Quotient ring of principal ideal domain is principal ideal.

$R$ : principal ideal domain, $I$ : ideal of $R$.

Since that $R$ is the principal ideal domain, every ideal of $R$ is principal ideal.
Let such ideal be $H$. Also, let $J =\{a \in R \mid a + I \in H\}$ (Could be interpreted as the set of the representatives of cosets in $R/I$).

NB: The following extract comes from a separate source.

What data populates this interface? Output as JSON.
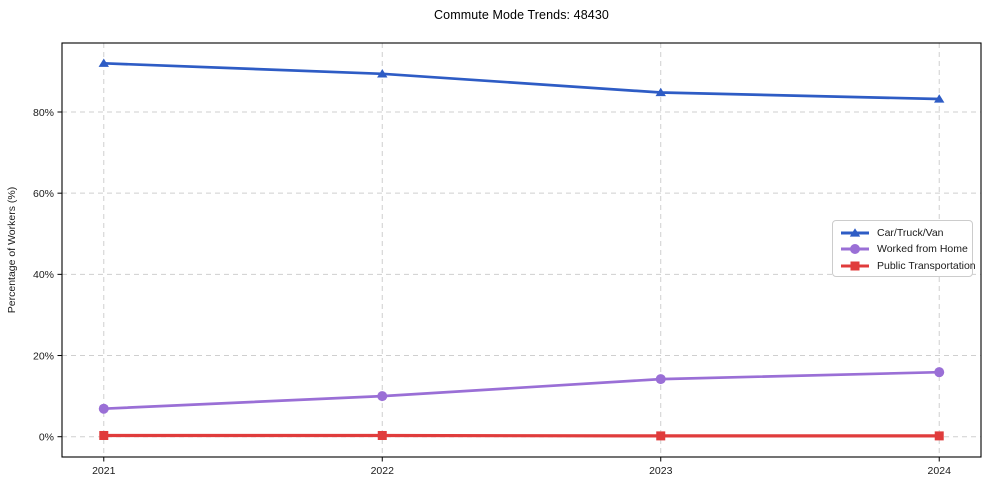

Let's prove that $J$ is the ideal of $R$.
Since that ring must have the additive identity, (which implies that the ring is non-empty set) we can say that $0 + I \in H, 0 \in J$.
Also, $a, b \in J, \forall a + I, b + I \in H$ which implies $(a + I) - (b + I) = (a - b) + I \in H$. So, $a - b \in J$.
Since that $H$ is the ideal of $R/I$, $ar + I, ra + I \in H, \forall a \in J, \forall r \in R$ which implies $ar, ra \in J$. Therefore, we can conclude that $J$ is the ideal of $R$.

Next, let's prove $H = <j + I>, \exists j \in J$.
$(\Longleftarrow)$
    Obiviously, $<j + I> \subseteq H, \exists j \in J$.

$(\Longrightarrow)$
    If $a + I \in H$, then $a \in J$.
    Then $a = rj, \exists r \in R, \exists j \in J$, because if $R$ is the principal ideal domain, $J =          <j>, \exists j \in R$.
    Hence, $a + I = (r + I)(j + I) \implies a + I \in <j + I> \implies H \subseteq <j + I>$.

$\therefore H$ is principal ideal and $R/I$ is principal ideal domain.